On Thu, Sep 10, 2015 at 5:45 AM, Dmitry Goldenberg <dgoldenberg...@gmail.com
> wrote:

> >> The whole point of checkpointing is to recover the *exact* computation
> where it left off.
>
> That makes sense. We were looking at the metadata checkpointing and the
> data checkpointing, and with data checkpointing, you can specify a
> checkpoint duration value. With the metadata checkpointing, there doesn't
> seem to be a way, which may be the intent but it wasn't clear why there's a
> way to override one duration (for data) but not the other (for metadata).
>
> The basic feel was that we'd want to minimize the number of times Spark
> Streaming is doing the checkpointing I/O. In other words, some sort of
> sweet spot value where we do checkpointing frequently enough without
> performing I/O too frequently. Finding that sweet spot would mean
> experimenting with the checkpoint duration millis but that parameter
> doesn't appear to be exposed in case of metadata checkpointing.
>
>
>
> On Wed, Sep 9, 2015 at 10:39 PM, Tathagata Das <t...@databricks.com>
> wrote:
>
>> The whole point of checkpointing is to recover the *exact* computation
>> where it left of.
>> If you want any change in the specification of the computation (which
>> includes any intervals), then you cannot recover from checkpoint as it can
>> be an arbitrarily complex issue to deal with changes in the specs,
>> especially because a lot of specs are tied to each other (e.g. checkpoint
>> interval dictates other things like clean up intervals, etc.)
>>
>> Why do you need to change the checkpointing interval at the time of
>> recovery? Trying to understand your usecase.
>>
>>
>> On Wed, Sep 9, 2015 at 12:03 PM, Dmitry Goldenberg <
>> dgoldenberg...@gmail.com> wrote:
>>
>>> >> when you use getOrCreate, and there exists a valid checkpoint, it
>>> will always return the context from the checkpoint and not call the
>>> factory. Simple way to see whats going on is to print something in the
>>> factory to verify whether it is ever called.
>>>
>>> This is probably OK. Seems to explain why we were getting a sticky batch
>>> duration millis value. Once I blew away all the checkpointing directories
>>> and unplugged the data checkpointing (while keeping the metadata
>>> checkpointing) the batch duration millis was no longer sticky.
>>>
>>> So, there doesn't seem to be a way for metadata checkpointing to
>>> override its checkpoint duration millis, is there?  Is the default there
>>> max(batchdurationmillis, 10seconds)?  Is there a way to override this?
>>> Thanks.
>>>
>>>
>>>
>>>
>>>
>>> On Wed, Sep 9, 2015 at 2:44 PM, Tathagata Das <t...@databricks.com>
>>> wrote:
>>>
>>>>
>>>>
>>>> See inline.
>>>>
>>>> On Tue, Sep 8, 2015 at 9:02 PM, Dmitry Goldenberg <
>>>> dgoldenberg...@gmail.com> wrote:
>>>>
>>>>> What's wrong with creating a checkpointed context??  We WANT
>>>>> checkpointing, first of all.  We therefore WANT the checkpointed context.
>>>>>
>>>>> Second of all, it's not true that we're loading the checkpointed
>>>>> context independent of whether params.isCheckpointed() is true.  I'm
>>>>> quoting the code again:
>>>>>
>>>>> // This is NOT loading a checkpointed context if isCheckpointed() is
>>>>> false.
>>>>> JavaStreamingContext jssc = params.isCheckpointed() ?

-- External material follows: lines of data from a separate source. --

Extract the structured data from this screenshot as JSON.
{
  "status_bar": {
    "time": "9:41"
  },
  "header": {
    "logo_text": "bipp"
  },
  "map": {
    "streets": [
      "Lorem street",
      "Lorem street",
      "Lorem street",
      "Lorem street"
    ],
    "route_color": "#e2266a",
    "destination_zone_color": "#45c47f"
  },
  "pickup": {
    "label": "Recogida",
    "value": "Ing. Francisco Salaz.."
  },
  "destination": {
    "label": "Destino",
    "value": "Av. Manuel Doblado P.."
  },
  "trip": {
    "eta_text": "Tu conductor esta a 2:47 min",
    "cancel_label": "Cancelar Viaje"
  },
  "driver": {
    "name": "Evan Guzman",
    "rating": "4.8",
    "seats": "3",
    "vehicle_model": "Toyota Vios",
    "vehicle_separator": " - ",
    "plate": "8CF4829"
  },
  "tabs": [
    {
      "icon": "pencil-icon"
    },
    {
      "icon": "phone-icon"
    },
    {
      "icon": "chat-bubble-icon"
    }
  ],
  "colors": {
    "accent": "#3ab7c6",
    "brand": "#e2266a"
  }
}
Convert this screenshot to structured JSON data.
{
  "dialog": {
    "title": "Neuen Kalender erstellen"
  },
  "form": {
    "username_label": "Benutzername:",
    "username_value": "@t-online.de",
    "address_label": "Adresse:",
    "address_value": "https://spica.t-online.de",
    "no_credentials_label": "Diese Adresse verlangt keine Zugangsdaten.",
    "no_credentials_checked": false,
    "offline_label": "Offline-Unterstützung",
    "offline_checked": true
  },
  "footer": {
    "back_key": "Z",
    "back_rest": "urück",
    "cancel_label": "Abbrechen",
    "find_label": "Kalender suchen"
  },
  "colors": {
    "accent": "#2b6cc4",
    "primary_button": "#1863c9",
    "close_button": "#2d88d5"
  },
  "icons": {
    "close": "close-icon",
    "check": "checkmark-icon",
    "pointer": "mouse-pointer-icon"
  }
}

>>>>> createCheckpointedContext(sparkConf, params) : createContext(sparkConf,
>>>>> params);
>>>>>
>>>>>   private JavaStreamingContext createCheckpointedContext(SparkConf
>>>>> sparkConf, Parameters params) {
>>>>>     JavaStreamingContextFactory factory = new
>>>>> JavaStreamingContextFactory() {
>>>>>       @Override
>>>>>       public JavaStreamingContext create() {
>>>>>         return createContext(sparkConf, params);
>>>>>       }
>>>>>     };
>>>>>     return *JavaStreamingContext.getOrCreate(params.getCheckpointDir(),
>>>>> factory);*
>>>>>
>>>> ^^^^^   when you use getOrCreate, and there exists a valid checkpoint,
>>>> it will always return the context from the checkpoint and not call the
>>>> factory. Simple way to see whats going on is to print something in the
>>>> factory to verify whether it is ever called.
>>>>
>>>>
>>>>
>>>>
>>>>
>>>>>   }
>>>>>
>>>>>   private JavaStreamingContext createContext(SparkConf sparkConf,
>>>>> Parameters params) {
>>>>>     // Create context with the specified batch interval, in
>>>>> milliseconds.
>>>>>     JavaStreamingContext jssc = new JavaStreamingContext(sparkConf,
>>>>> Durations.milliseconds(params.getBatchDurationMillis()));
>>>>>     // Set the checkpoint directory, if we're checkpointing
>>>>>     if (params.isCheckpointed()) {
>>>>>       jssc.checkpoint(params.getCheckpointDir());
>>>>>
>>>>>     }
>>>>> ...............
>>>>> Again, this is *only* calling context.checkpoint() if isCheckpointed()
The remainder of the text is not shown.